I agree that this feels weird to do remotely, but you should not let that stop you. I quit my last job while working remotely; I was fortunate that I could see my boss' calendar and I could tell when he was free from other meetings.

I sent him a DM asking to have a quick phone call. He asked what it was about, and I said it was better explained on the call. Five minutes later on the phone I was letting him know that a new opportunity had come up, that I valued my time at his company, etc. For me being on the phone felt more similar to a face-to-face interaction than a screen share, and I was able to get this done quickly without scheduling something on his calendar.

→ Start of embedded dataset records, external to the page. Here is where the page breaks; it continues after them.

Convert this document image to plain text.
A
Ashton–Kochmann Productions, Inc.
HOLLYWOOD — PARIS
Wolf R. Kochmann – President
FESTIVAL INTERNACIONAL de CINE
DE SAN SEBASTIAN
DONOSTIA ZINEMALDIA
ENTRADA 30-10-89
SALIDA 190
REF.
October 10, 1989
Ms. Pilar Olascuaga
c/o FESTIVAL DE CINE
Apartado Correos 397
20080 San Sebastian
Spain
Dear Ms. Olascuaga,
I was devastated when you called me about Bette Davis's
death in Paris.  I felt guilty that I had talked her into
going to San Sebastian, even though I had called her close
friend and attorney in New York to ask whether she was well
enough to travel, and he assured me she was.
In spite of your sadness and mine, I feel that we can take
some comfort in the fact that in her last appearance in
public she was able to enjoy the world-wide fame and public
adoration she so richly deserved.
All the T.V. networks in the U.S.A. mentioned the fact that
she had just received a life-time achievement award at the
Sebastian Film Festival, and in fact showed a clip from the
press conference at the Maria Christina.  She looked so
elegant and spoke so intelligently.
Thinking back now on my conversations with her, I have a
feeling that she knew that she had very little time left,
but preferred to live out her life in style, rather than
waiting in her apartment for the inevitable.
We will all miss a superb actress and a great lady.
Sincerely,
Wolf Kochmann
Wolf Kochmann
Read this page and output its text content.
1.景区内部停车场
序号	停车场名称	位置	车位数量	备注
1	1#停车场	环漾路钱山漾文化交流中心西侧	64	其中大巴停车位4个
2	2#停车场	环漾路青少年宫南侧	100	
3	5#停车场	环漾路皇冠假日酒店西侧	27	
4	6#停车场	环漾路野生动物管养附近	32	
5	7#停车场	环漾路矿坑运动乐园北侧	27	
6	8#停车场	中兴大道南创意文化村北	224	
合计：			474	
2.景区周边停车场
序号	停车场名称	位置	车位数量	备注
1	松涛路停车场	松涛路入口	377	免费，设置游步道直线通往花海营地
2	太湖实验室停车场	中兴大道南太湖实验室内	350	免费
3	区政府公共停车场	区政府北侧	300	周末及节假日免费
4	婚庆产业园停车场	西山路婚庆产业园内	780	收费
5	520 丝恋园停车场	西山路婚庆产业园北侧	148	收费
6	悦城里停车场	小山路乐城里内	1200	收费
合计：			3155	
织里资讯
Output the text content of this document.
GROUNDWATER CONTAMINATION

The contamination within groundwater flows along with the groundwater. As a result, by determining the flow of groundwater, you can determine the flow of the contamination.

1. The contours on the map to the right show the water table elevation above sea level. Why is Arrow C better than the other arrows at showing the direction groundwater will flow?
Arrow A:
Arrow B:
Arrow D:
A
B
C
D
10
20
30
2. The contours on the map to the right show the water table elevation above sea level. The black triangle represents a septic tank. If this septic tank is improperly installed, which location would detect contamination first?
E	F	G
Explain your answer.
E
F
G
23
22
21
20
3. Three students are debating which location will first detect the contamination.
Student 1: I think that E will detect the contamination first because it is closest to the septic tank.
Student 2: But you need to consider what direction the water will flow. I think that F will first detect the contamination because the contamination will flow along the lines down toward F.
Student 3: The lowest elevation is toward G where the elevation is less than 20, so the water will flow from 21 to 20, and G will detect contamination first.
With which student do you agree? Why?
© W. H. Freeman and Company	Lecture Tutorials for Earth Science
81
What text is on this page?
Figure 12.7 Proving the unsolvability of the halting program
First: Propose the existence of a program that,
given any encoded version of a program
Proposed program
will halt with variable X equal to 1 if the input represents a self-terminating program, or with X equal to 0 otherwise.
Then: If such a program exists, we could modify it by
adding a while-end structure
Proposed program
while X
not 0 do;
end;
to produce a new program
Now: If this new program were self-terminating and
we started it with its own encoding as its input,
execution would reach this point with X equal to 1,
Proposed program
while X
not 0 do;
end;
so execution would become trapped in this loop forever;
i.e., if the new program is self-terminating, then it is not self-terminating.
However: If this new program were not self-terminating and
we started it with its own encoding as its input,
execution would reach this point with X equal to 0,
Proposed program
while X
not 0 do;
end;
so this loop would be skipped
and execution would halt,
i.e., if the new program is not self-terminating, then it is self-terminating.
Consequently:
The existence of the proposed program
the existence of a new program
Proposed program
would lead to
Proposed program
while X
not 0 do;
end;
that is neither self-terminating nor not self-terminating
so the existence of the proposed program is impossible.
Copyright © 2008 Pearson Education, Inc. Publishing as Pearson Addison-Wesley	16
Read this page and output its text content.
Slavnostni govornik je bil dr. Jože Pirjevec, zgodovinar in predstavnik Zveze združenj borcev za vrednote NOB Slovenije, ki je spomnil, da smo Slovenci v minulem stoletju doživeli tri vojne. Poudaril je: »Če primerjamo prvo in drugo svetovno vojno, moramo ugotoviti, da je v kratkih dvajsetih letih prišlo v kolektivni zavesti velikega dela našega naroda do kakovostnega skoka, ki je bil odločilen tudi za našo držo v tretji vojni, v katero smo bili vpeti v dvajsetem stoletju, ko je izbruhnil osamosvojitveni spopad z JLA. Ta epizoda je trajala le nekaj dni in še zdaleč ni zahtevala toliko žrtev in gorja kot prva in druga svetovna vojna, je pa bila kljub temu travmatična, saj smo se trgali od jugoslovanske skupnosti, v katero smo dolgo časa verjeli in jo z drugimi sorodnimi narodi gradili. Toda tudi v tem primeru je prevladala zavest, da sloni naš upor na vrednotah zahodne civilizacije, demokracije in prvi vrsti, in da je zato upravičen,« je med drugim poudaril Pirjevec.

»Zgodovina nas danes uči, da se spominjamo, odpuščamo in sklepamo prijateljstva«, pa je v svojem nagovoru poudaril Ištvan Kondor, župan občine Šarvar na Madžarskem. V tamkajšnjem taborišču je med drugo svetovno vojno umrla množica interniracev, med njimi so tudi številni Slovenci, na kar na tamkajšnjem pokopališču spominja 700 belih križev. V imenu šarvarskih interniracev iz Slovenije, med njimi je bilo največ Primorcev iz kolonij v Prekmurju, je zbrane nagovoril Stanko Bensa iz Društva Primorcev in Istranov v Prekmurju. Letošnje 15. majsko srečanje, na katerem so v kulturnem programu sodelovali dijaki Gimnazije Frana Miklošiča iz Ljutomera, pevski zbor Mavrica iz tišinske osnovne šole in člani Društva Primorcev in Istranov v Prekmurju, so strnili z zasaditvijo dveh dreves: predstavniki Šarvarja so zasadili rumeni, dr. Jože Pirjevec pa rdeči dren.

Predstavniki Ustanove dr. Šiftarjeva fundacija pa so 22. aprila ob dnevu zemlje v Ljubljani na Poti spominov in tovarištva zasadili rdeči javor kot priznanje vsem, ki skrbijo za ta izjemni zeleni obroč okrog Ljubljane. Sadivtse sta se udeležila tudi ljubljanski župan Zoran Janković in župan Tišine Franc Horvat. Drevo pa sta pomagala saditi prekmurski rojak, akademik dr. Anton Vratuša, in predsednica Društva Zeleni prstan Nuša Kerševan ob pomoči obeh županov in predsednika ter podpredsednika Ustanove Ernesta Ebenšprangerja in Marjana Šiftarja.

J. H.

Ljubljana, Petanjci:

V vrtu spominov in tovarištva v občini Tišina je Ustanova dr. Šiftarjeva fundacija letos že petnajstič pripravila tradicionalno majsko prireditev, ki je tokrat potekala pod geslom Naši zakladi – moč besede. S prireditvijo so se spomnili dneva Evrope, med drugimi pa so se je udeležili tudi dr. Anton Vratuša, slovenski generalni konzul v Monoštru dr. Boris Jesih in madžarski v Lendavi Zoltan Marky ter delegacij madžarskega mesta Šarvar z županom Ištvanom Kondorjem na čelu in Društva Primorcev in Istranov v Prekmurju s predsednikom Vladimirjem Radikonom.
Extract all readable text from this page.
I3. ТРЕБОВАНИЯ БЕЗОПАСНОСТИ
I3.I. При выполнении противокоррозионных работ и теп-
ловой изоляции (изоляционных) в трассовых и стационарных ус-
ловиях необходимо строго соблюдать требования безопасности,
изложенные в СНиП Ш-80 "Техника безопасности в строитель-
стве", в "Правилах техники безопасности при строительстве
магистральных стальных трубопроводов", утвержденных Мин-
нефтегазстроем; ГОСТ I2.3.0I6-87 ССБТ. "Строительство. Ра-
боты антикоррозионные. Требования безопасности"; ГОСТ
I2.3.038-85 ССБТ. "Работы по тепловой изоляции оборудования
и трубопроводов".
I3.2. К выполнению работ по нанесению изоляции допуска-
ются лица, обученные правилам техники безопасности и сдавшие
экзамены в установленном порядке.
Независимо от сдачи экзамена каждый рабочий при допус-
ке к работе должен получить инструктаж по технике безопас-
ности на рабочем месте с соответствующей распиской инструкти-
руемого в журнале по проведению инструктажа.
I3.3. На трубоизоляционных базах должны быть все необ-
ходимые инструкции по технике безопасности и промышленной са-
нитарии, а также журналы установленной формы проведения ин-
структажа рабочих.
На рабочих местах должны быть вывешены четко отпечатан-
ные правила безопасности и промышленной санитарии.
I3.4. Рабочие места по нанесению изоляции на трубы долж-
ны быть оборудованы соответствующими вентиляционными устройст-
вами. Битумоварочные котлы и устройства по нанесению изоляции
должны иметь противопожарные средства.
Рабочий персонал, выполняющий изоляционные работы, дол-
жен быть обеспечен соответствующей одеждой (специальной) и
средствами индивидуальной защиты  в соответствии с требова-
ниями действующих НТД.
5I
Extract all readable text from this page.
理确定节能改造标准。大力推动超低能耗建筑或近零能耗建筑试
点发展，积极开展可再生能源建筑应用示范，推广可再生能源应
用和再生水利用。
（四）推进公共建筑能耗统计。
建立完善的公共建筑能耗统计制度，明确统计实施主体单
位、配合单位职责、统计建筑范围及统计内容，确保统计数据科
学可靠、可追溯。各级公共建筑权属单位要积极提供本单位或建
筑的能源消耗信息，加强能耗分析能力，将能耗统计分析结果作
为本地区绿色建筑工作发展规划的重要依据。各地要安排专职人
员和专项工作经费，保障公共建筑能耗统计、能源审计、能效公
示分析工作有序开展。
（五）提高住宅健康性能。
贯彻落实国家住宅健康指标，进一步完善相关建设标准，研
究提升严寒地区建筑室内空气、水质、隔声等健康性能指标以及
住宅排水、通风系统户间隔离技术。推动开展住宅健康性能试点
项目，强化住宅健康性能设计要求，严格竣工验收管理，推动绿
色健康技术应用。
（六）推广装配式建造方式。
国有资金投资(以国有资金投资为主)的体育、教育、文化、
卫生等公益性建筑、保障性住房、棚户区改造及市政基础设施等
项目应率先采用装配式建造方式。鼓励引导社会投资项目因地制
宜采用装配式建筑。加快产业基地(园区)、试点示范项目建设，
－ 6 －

That said, if a screen share feels better than a phone call to you, do it. And if you don't have the flexibility to jump on an unscheduled call then either use your weekly check-in (if you have one) or schedule a one-off check-in. Again, and depending on your boss, "it's easier to explain on the call" is probably a sufficient answer to "why do you need a meeting?".

Ultimately you need to be comfortable with the process so you can get it done in a timely and respectful manner. Take a moment to reflect and figure out what remote medium you're most comfortable with and request a meeting, either immediately if you can swing it, or schedule something soon.


In both a relationship break-up and a professional resignation, timely is more important that in-person. A phone call is fine, and Teams/Zoom video is probably better, but both are acceptable when the alternative is to not say anything.

  • 1
    True for work, bad relationship advice. In my opinion, of course.